Dès l’aube de notre existence, on a pris l’habitude malgré notre
diversité (fraises, framboises, pêches, bananes, etc…) de nous comparer et nous
exposer sur l’étal du marché. Les commerçants qui pourraient symboliser nos
parents, nos proches nous mettent en avant tentant de nous présenter sous notre
meilleur jour avant l’affluence des hommes affamés venus constituer leur
marché. Dans notre plus grand malheur, nous sommes également soumises à une
saisonnalité, valorisant à des périodes des fruits plutôt que d’autres. Hier
des silhouettes longilignes demain des corps charnus.
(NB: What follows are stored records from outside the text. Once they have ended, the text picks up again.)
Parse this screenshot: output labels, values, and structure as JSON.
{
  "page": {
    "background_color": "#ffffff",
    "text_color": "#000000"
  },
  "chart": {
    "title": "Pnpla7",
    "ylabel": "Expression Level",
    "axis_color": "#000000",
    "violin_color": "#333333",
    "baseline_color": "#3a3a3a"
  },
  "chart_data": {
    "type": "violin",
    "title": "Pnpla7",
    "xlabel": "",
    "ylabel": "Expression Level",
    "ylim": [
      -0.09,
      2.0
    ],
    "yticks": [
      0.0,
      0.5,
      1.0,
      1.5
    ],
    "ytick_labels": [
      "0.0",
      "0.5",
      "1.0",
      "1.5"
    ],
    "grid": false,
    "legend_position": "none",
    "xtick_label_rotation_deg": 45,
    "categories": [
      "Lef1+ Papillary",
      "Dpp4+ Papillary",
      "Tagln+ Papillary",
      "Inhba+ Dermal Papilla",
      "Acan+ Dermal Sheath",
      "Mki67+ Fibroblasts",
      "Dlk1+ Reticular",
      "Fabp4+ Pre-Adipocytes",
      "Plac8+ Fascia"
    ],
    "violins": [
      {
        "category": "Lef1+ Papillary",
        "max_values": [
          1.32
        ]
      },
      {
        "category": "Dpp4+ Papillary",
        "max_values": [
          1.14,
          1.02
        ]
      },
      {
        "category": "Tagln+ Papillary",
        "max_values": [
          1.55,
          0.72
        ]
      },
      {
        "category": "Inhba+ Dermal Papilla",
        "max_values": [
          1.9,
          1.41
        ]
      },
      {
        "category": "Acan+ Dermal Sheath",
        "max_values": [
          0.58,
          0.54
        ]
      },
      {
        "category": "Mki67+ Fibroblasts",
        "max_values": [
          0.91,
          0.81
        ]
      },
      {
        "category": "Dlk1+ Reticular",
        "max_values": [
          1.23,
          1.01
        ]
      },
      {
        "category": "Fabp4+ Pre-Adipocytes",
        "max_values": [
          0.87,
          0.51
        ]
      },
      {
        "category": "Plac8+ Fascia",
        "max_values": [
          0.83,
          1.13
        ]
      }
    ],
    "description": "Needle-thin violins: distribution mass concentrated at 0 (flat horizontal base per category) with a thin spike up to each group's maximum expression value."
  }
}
Nous voilà donc toutes belles, pimpantes, exposées aux pupilles de
ces messieurs. Bien sûr, leur choix n’est pas arrêté, sauf cas d’un coup de
foudre, alors ils tâtent, testent, sentent. Sommes-nous juteuses, goûteuses,
pulpeuses, acidulées, sucrées, amères ? Après leur séance de dégustation, ils
glissent dans leurs paniers les fruits qui les auront séduits ceux qui leur
promettent une aventure gustative exceptionnelle.
Les étals se vident, des rangées de fruits disparaissent pour ne
laisser que les invendus, les fruits qui malgré leurs qualités ne seront pas
parvenus à captiver le regard de l’affamé. Le marché ferme bientôt ses portes
et le commerçant panique à l’idée de laisser pourrir sa récolte composée de
fruits trop mûrs, trop mous, à la peau trop ridée, trop rabougris. Si vous
n’avez pas encore saisi c’est l’instant où nous les “invendus” on nous reproche
d’être trop ceci trop cela repoussant les potentiels hommes affamés qui
pourraient être intéressés. Les commerçants décident alors de réduire notre
valeur. C’est la fin du marché, nous “invendus” n’avons plus le droit d’être
exigeantes nous devons baisser nos standards, bref revoir notre valeur pour
trouver un repreneur.
Si cette métaphore de l’étal de marché peut paraître fallacieuse
parce qu’il est horrible et moralement discutable de comparer des fruits aux
femmes, dans les faits j’ai le sentiment de m’approcher de cette pêche fripée
en fin de marché, à chaque assaut de ma famille qui, à mon grand âge, me
reproche de ne pas être encore mariée.